A CAR owner whose vehicle was set on fire after a police chase made a bogus claim to insurers to say it had been stolen.

Jonathan Lythe tried to hoodwink the authorities and get a £9,500 pay-out, Teesside Crown Court was told.

Police tried to stop his car after it left the car park at the Coronation Inn on Acklam Road, Middlesbrough, on June 28 last year.

Reports suggested the occupants might be drunk, and bottles had been thrown out of windows, said prosecutor Emma Atkinson.

The car did not stop and reached speeds of 60mph in 30mph zones before the driver lost control and pursuers lost sight of it.

It was later found abandoned and on fire in Eagle Park in nearby Marton, and while it was being recovered, Lythe called police to report it stolen.

The following day, he contacted his insurance company, Hastings Direct, and repeated the account to them.

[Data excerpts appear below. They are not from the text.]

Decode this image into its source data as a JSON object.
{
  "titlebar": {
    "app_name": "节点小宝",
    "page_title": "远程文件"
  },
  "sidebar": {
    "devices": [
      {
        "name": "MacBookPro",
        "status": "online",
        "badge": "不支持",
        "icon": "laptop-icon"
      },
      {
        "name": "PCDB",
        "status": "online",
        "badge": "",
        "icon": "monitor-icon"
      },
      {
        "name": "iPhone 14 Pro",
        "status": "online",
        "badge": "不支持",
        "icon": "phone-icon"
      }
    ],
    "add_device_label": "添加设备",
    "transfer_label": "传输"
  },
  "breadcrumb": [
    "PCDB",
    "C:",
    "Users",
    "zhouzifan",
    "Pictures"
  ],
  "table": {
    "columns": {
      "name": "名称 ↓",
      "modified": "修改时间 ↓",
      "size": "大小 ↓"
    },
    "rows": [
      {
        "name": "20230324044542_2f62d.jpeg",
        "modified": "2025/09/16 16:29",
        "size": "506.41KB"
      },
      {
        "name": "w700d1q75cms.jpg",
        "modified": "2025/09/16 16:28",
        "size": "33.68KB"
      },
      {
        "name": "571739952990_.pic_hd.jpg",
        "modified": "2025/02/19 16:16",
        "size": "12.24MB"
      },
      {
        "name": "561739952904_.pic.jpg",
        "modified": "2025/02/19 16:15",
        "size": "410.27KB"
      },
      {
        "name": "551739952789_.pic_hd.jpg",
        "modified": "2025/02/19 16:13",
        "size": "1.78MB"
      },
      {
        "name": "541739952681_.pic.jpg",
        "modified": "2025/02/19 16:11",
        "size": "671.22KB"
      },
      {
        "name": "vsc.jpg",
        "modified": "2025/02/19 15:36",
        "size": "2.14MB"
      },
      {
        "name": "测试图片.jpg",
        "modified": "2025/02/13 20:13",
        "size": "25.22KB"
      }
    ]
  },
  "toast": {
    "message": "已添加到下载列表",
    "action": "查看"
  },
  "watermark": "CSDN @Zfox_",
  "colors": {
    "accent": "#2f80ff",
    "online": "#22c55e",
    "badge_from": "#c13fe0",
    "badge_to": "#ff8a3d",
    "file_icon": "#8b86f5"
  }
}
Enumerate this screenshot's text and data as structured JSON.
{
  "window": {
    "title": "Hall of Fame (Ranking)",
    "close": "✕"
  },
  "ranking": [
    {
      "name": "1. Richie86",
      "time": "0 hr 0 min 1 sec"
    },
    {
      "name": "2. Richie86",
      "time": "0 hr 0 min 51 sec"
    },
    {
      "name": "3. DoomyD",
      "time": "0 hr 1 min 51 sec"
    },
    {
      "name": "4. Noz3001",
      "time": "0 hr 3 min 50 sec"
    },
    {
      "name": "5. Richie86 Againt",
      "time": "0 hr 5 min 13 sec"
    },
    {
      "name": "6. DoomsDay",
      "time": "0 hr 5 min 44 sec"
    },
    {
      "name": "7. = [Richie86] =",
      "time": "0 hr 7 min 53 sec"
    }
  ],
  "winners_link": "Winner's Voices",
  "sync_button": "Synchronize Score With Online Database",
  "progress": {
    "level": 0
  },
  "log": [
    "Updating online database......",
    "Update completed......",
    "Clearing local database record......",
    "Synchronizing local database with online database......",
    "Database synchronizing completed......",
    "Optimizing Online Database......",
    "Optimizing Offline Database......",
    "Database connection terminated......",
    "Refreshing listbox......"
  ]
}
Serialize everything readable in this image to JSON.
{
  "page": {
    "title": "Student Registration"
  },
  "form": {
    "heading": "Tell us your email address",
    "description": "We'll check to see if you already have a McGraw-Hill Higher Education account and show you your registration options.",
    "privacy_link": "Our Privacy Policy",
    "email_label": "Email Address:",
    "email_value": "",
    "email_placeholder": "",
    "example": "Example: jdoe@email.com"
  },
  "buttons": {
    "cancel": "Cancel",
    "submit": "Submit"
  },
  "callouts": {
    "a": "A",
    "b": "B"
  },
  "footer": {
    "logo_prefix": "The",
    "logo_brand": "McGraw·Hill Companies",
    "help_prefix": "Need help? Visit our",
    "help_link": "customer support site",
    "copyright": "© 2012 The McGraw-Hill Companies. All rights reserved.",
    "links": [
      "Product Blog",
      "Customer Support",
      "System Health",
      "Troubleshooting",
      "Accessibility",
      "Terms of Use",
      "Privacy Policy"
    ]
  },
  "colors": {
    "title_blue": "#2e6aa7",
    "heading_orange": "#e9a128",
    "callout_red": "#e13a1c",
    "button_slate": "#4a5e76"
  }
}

Neither the police nor the insurers believed the claim, and Judge Howard Crowson called it "a hopeless story".

The judge said he suspected somebody else had been driving, but Lythe was taking the blame, and there was no evidence to prove the owner set it alight.

Duncan McReddie, mitigating, said: "There is likely to have been some form of encouragement from others in the vehicle.

"Given his youth and naivety at the time and that he had never so much as had a parking ticket, he tried to extricate himself from a position he never thought he would be in.

"Mr Lythe was trying to the correct and decent thing and took the responsibility for what he did. Circumstances overwhelmed him and panic set in."

Mr McReddie added: "There has been no offending before this, and none since.

"Mr Lythe doesn't just have a job, he has a career, and he is pursuing it with some vigour."

Lythe, of St Paul's Road, Thornaby, near Stockton, admitted perverting the course of justice and fraud, and was given a ten-month prison sentence, suspended for 12 months, with 180 hours of unpaid community work.

Judge Crowson told him: "Some foolish things were done, and you seem to have taken the burden of responsibility on your own shoulders.

"I know this car was driven badly, but I have no reason to think you were the driver, and it was set on fire but there is no evidence you did that.

"Somebody thought it was a good idea and you ran with it, to call the police and report it stolen.

"No-one believed you, no-one believed you right from the beginning.

"It was a hopeless attempt. You are not a very good liar – but perhaps that's a good thing."